Lastly, we did not have any randomized comparison group that could be used to control for the effects of time, expectancy of improvement, and attention from a caregiver. Although this limitation is inherent in a case series study, we cannot conclude that the observed improvements were due to the intervention itself. A follow-up could potentially also have discerned transient placebo effects from true intervention effects. Importantly, we have in previous RCTs shown that ECBT for IBS has treatment effects over and above effects of only expectancy of improvement and attention [Citation13,Citation15], which suggests that a significant proportion of treatment effect in this case series study was due to specific factors included in ECBT.
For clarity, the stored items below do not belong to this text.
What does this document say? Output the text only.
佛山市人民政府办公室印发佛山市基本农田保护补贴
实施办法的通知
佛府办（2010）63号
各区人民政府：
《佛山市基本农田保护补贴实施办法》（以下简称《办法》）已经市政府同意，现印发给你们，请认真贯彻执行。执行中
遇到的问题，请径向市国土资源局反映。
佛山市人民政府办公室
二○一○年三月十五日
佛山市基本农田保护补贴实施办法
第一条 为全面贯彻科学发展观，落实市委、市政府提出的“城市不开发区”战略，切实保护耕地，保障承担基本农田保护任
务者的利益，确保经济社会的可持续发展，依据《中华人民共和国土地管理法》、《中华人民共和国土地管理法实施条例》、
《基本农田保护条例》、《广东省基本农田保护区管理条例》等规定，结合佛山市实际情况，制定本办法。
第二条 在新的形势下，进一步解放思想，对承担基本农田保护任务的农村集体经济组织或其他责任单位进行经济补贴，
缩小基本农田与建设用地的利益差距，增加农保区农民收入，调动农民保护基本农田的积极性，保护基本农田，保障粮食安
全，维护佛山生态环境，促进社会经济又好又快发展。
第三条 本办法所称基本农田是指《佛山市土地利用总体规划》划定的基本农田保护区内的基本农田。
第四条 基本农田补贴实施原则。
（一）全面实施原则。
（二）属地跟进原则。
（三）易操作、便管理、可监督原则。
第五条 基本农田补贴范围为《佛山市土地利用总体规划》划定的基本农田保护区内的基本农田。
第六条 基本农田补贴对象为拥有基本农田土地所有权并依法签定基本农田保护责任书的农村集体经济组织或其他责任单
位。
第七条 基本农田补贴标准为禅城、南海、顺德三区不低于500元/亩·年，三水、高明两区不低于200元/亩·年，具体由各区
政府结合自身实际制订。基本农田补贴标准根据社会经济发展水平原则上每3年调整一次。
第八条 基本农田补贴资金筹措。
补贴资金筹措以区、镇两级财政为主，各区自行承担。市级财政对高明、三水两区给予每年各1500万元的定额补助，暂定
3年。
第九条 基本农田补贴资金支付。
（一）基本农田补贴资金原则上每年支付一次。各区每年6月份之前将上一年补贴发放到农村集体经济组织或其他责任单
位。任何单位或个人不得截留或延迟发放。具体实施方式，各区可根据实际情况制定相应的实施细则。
We conclude that ECBT delivered in a group format is highly effective and can be used in gastroenterological routine care. We also conclude that neither gender, type of IBS, years with IBS, patients age at treatment start nor initial GSA are relevant predictors for treatment outcome. The findings may also further support the underlying theory that avoidance behavior and hypervigilance plays an important role in the maintenance of symptoms and disability for some IBS patients.

Disclosure statement

The author Brjánn Ljótsson has developed the ECBT protocol and licenses it on a commercial basis for digital delivery. Per-Johan Lindfors, Brjánn Ljótsson, Lisa Falk and Sara Rydh were all employed at the gastroenterological clinic at Sabbatsbergs Hospital and took part in the daily work during the data collection period.

Data availability statement

Due to the European Union General Data Protection Regulation (GDPR) any researcher who requires access to raw data must apply to the Swedish authority of ethical approvals (Etikprövningsmyndigheten).

Additional information

Funding

The main author, Hugo Wallén was funded by Sahlgrenska University Hospital with paid work time during the process of writing the paper.